Revenant à plusieurs reprises sur la nécessité d’établir la stabilité dans le pays au cours de cette nouvelle année, M. Martelly a salué la présence de ses invités spéciaux Jean Claude Duvalier et Prosper Avril, présents aux cérémonies officielles.

« C’est dans l’esprit du dialogue et du vivre ensemble que j’avais invité tous les anciens présidents. Deux sont présents, les autres ont été empêchés, mais leur place est là », a indiqué M. Martelly souhaitant que les anciens présidents soient toujours invités lors des célébrations nationales.

« 210 ans après notre indépendance, il nous faut rebâtir Haïti. Ce n’est pas le travail d’un seul président ou d’un seul groupe. C’est le travail de tous les Haïtiens. Je vous invite à rassembler vos forces à vous unir pour surmonter les défis, car on ne pourra pas les affronter dans la division », a déclaré M. Martelly.

Le président qui a indiqué prendre la route du dialogue pour la stabilité, la démocratie et le progrès, a demander aux Haïtiens de s’engager dans la lutte contre l’ignorance, le chômage et l’insécurité.

« Aujourd’hui, nous devons faire régner l’esprit de nos ancêtres pour montrer que nous pouvons vivre comme frères et soeurs. Nous devons bâtir un pays juste et équitable, fier, beau et fort », a-t-il encore déclaré.

Le président a indiqué d’autre part que beaucoup de rendez-vous attendaient le pays au cours de l’année 2014 soulignant la tenue des élections et d’autres activités qui ne pourront pas se réaliser dans les discussions.

« En 2014, nous allons prendre la route de la paix, du dialogue, de la stabilité politique pour organiser de bonnes élections. Nous allons prendre la route de la démocratie et de la sécurité afin de créer des emplois dans le pays », a promis M. Martelly.

P-au-P, 1er janv. 2014 [AlterPresse] — Le président Michel Martelly a plaidé, lors de la célébration aux Gonaives du 210e anniversaire de l’indépendance d’Haïti (1er janvier 1804- 1er janvier 2014), en faveur de la préservation de l’héritage des ancêtres et de la réconciliation nationale.

« Haïti doit rester un grand pays, c’est notre responsabilité.
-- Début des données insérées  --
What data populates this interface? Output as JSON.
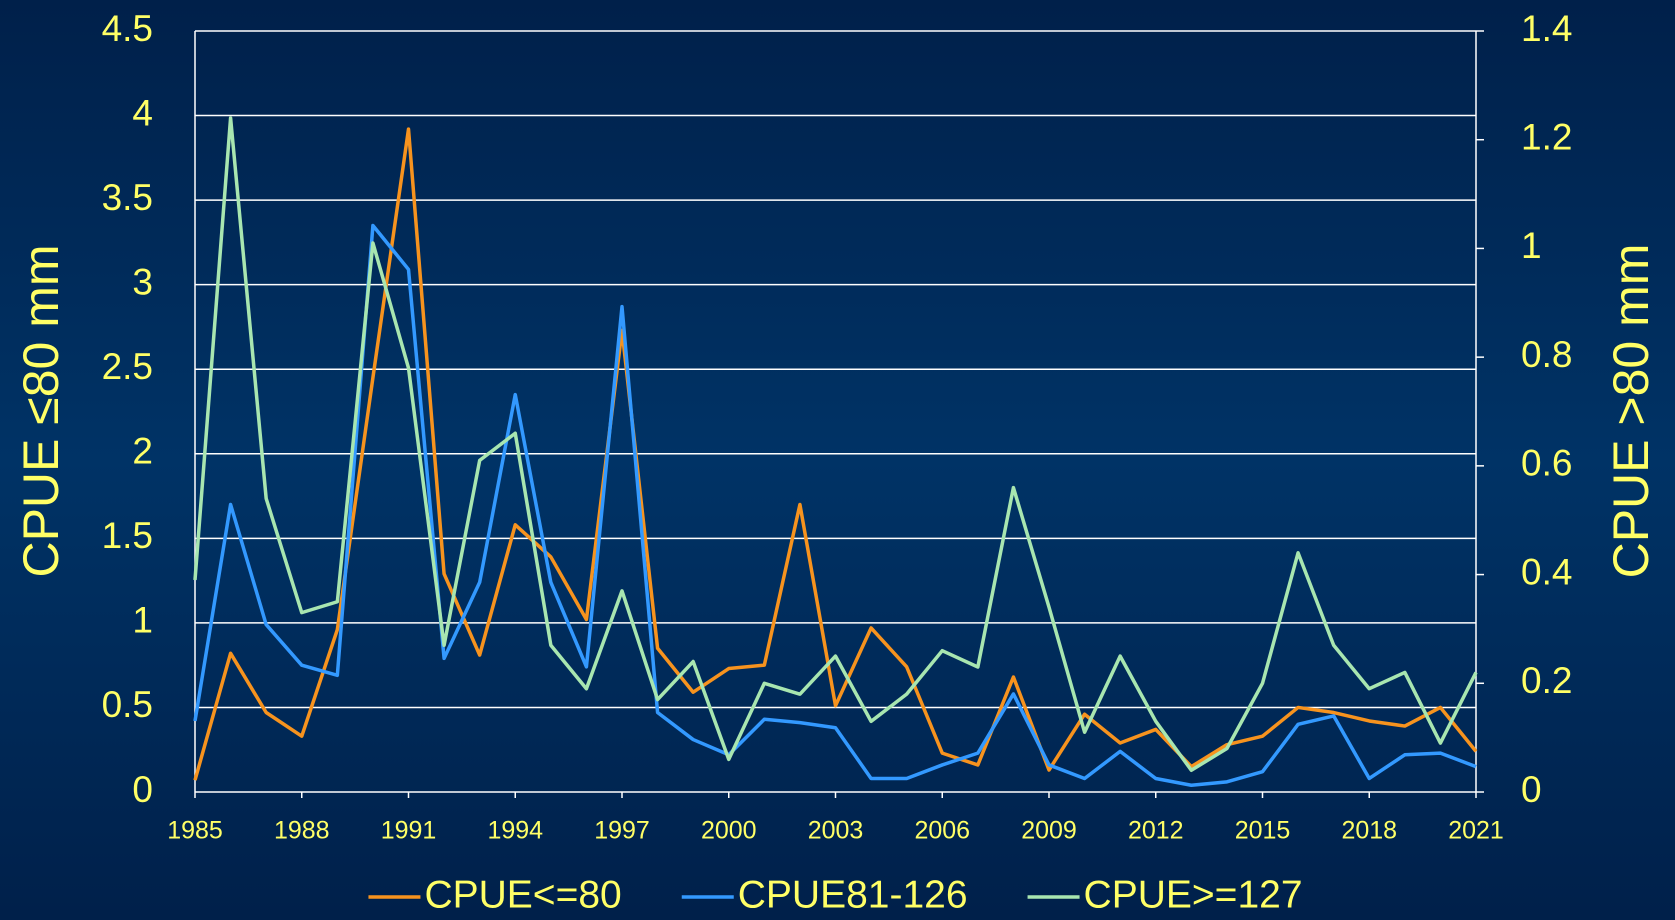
{
  "chart_data": {
    "type": "line",
    "y_label": "CPUE ≤80 mm",
    "y2_label": "CPUE >80 mm",
    "x": [
      1985,
      1986,
      1987,
      1988,
      1989,
      1990,
      1991,
      1992,
      1993,
      1994,
      1995,
      1996,
      1997,
      1998,
      1999,
      2000,
      2001,
      2002,
      2003,
      2004,
      2005,
      2006,
      2007,
      2008,
      2009,
      2010,
      2011,
      2012,
      2013,
      2014,
      2015,
      2016,
      2017,
      2018,
      2019,
      2020,
      2021
    ],
    "xlim": [
      1985,
      2021
    ],
    "xticks": [
      1985,
      1988,
      1991,
      1994,
      1997,
      2000,
      2003,
      2006,
      2009,
      2012,
      2015,
      2018,
      2021
    ],
    "ylim": [
      0,
      4.5
    ],
    "yticks": [
      0,
      0.5,
      1,
      1.5,
      2,
      2.5,
      3,
      3.5,
      4,
      4.5
    ],
    "y2lim": [
      0,
      1.4
    ],
    "y2ticks": [
      0,
      0.2,
      0.4,
      0.6,
      0.8,
      1,
      1.2,
      1.4
    ],
    "grid": true,
    "legend": "bottom",
    "series": [
      {
        "name": "CPUE<=80",
        "color": "#f7931e",
        "axis": "y",
        "values": [
          0.07,
          0.82,
          0.47,
          0.33,
          0.96,
          2.45,
          3.92,
          1.29,
          0.81,
          1.58,
          1.39,
          1.02,
          2.73,
          0.85,
          0.59,
          0.73,
          0.75,
          1.7,
          0.51,
          0.97,
          0.74,
          0.23,
          0.16,
          0.68,
          0.13,
          0.46,
          0.29,
          0.37,
          0.15,
          0.28,
          0.33,
          0.5,
          0.47,
          0.42,
          0.39,
          0.5,
          0.24
        ]
      },
      {
        "name": "CPUE81-126",
        "color": "#3399ff",
        "axis": "y",
        "values": [
          0.42,
          1.7,
          0.99,
          0.75,
          0.69,
          3.35,
          3.09,
          0.79,
          1.24,
          2.35,
          1.24,
          0.74,
          2.87,
          0.47,
          0.31,
          0.22,
          0.43,
          0.41,
          0.38,
          0.08,
          0.08,
          0.16,
          0.23,
          0.58,
          0.16,
          0.08,
          0.24,
          0.08,
          0.04,
          0.06,
          0.12,
          0.4,
          0.45,
          0.08,
          0.22,
          0.23,
          0.15
        ]
      },
      {
        "name": "CPUE>=127",
        "color": "#a8e6b0",
        "axis": "y2",
        "values": [
          0.39,
          1.24,
          0.54,
          0.33,
          0.35,
          1.01,
          0.78,
          0.27,
          0.61,
          0.66,
          0.27,
          0.19,
          0.37,
          0.17,
          0.24,
          0.06,
          0.2,
          0.18,
          0.25,
          0.13,
          0.18,
          0.26,
          0.23,
          0.56,
          0.34,
          0.11,
          0.25,
          0.13,
          0.04,
          0.08,
          0.2,
          0.44,
          0.27,
          0.19,
          0.22,
          0.09,
          0.22
        ]
      }
    ]
  }
}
Pour ne pas perdre ce grand héritage, c’est notre responsabilité de le défendre et de le faire grandir… C’est dans la paix, la stabilité et dans le respect pour chacun que l’on pourra construire un Etat fort qui pourrait servir tous ses enfants », déclare Martelly dans un discours prononcé sur la place d’armes des Gonaives.
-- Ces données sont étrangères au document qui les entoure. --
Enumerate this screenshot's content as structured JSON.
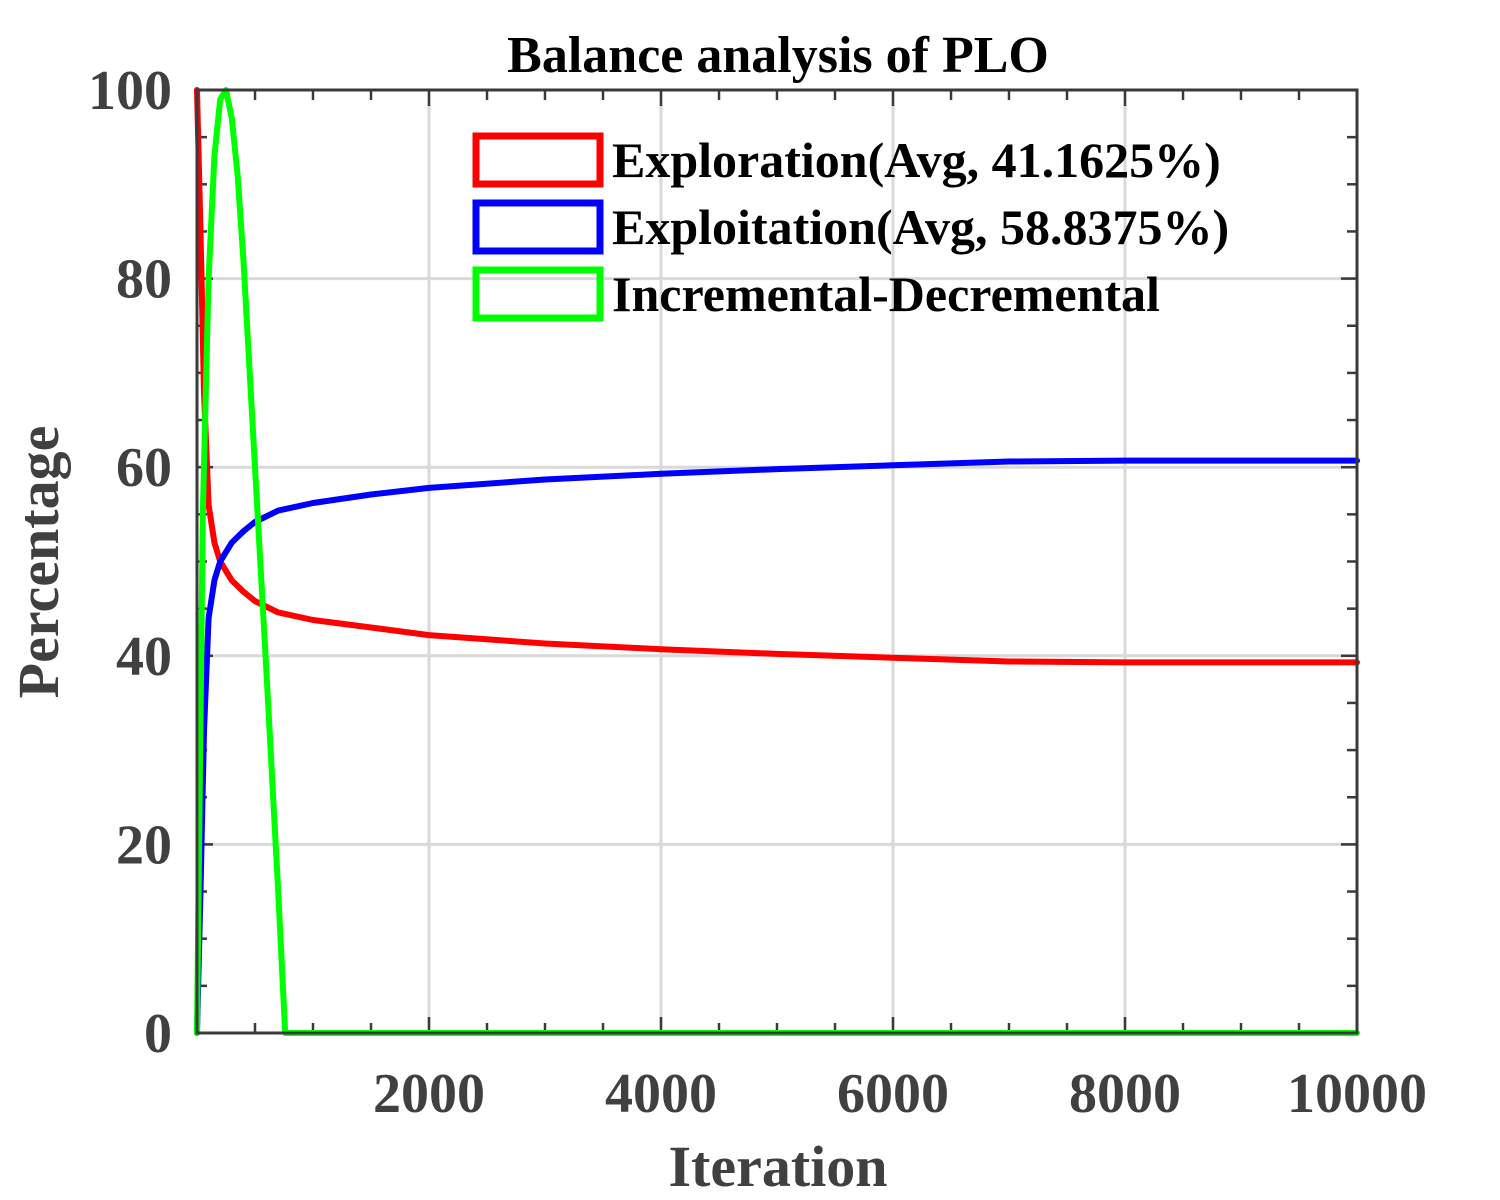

Les cérémonies officielles de commémoration ont eu lieu en présence notamment du premier ministre Laurent Lamothe, du président de l’assemblée nationale, Dieusseul Simon Desras, et du vice-président de cette assemblée, Jean Tholbert Alexis.

L’ex-dictateur Jean Claude Duvalier, objet d’une procédure judiciaire pour crimes contre l’humanité et détournements de fonds publics, et l’ancien président Prosper Avril ont été remarqués.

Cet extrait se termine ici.